David
Dufresne est un journaliste spécialisé sur les questions de
sécurité et de libertés publiques, auteur de l'enquête
« Maintien
de l'ordre » (Hachette Littérature , 2007),
autrefois reporter à Libération et rédacteur-en-chef de la chaîne
d'informations i-Télé (devenue Cnews).
Depuis
la crise des Gilets Jaunes et ses affolantes statistiques de victimes
de violences policières (morts, blessures graves, mutilations, etc),
il estime que « le
maintien de l'ordre à la française a explosé en plein vol »
:
«
Le fait de multiplier les forces de
l'ordre signifie que vous allez mobiliser des policiers qui ne sont
pas formés au maintien de l'ordre et qui tirent à gogo, qui ont
l'habitude de faire du « saute-dessus », qui ont l'habitude de se
retrouver face à des délinquants parfois armés, qui ont des
méthodes qui ne sont pas celles du maintien de l'ordre. Donc, on
voit des matraquages démentiels qui n'ont aucun rapport avec la
doctrine française du maintien de l'ordre [...]
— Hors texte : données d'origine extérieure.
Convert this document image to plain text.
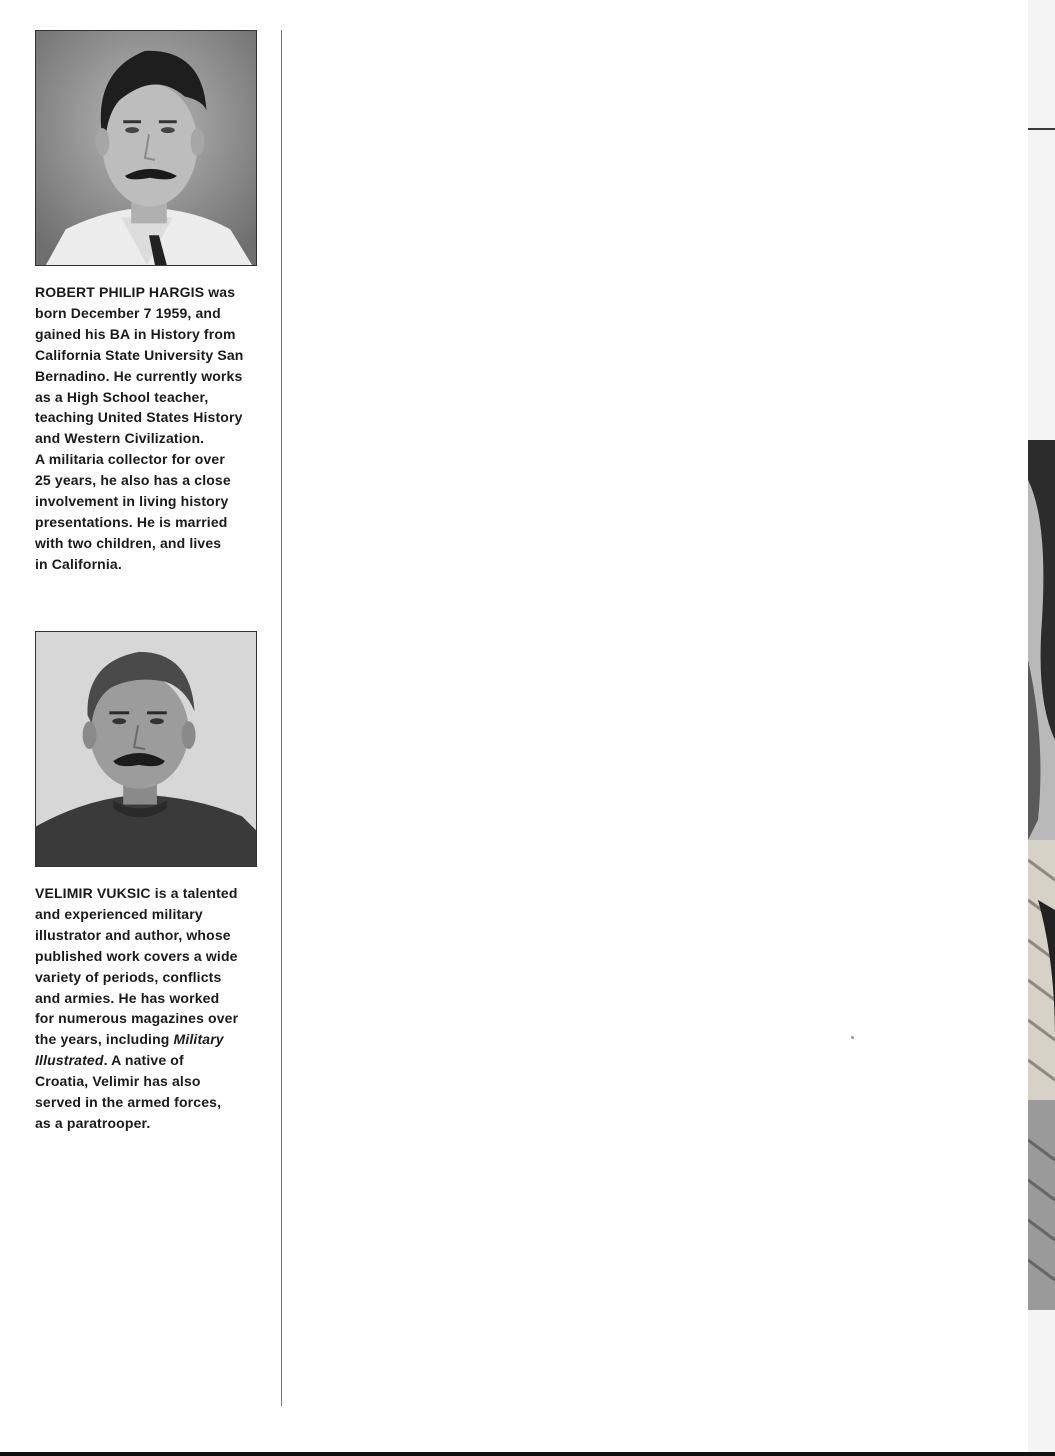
ROBERT PHILIP HARGIS was
born December 7 1959, and
gained his BA in History from
California State University San
Bernadino. He currently works
as a High School teacher,
teaching United States History
and Western Civilization.
A militaria collector for over
25 years, he also has a close
involvement in living history
presentations. He is married
with two children, and lives
in California.
VELIMIR VUKSIC is a talented
and experienced military
illustrator and author, whose
published work covers a wide
variety of periods, conflicts
and armies. He has worked
for numerous magazines over
the years, including Military
Illustrated. A native of
Croatia, Velimir has also
served in the armed forces,
as a paratrooper.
Il faut bien avoir en tête que le
maintien de l'ordre obéit à des ordres politiques. C'est la gestion
de la rue, il n'y a pas plus politique que le maintien de l'ordre.
On dit beaucoup qu'à la préfecture de police, depuis l'affaire
Benalla, ça ne va pas bien ni Place Beauvau, qu'il y a beaucoup
d'interrogation [...]
Ce qu'on a vu samedi 8 décembre, ce sont des policiers davantage
sous l'ordre des commissaires de quartier que du préfet, donc un
échelon plus proche. Le maintien de l'ordre est une police très
psychologique, puisque c'est la gestion de la foule. On était dans
une mise en scène, pour les télévisions, de la reprise des
Champs-Élysées avec ses blindés et ses compagnies de gendarmes
mobiles. Il restait quoi, 30 Gilets jaunes pour 40 caméras ? Mais
les images ont fait le tour du monde ! C'était de la fabrication
très réussie d'images, de mise en scène. Pour moi, les blindés
répondent à l'Arc de Triomphe en termes de symbole.
[...] Moi, j'ai l'impression que les
15 dernières années, on est rentré dans une société très
sécuritaire avec des fantasmes qui rehaussent le seuil de tolérance
à la violence. Les mêmes images il y a 10 ou 15 ans auraient mis la
France dans la rue. Est-ce de l'accoutumance ? Il y a aussi le fait
de doter la police d'armes dites non létales : certains syndicats de
police reconnaissent de fait que les policiers utilisent plus
facilement un Flash-Ball qu'une arme létale. Du coup, on a des
blessures qui n'étaient pas là il y a 20 ans.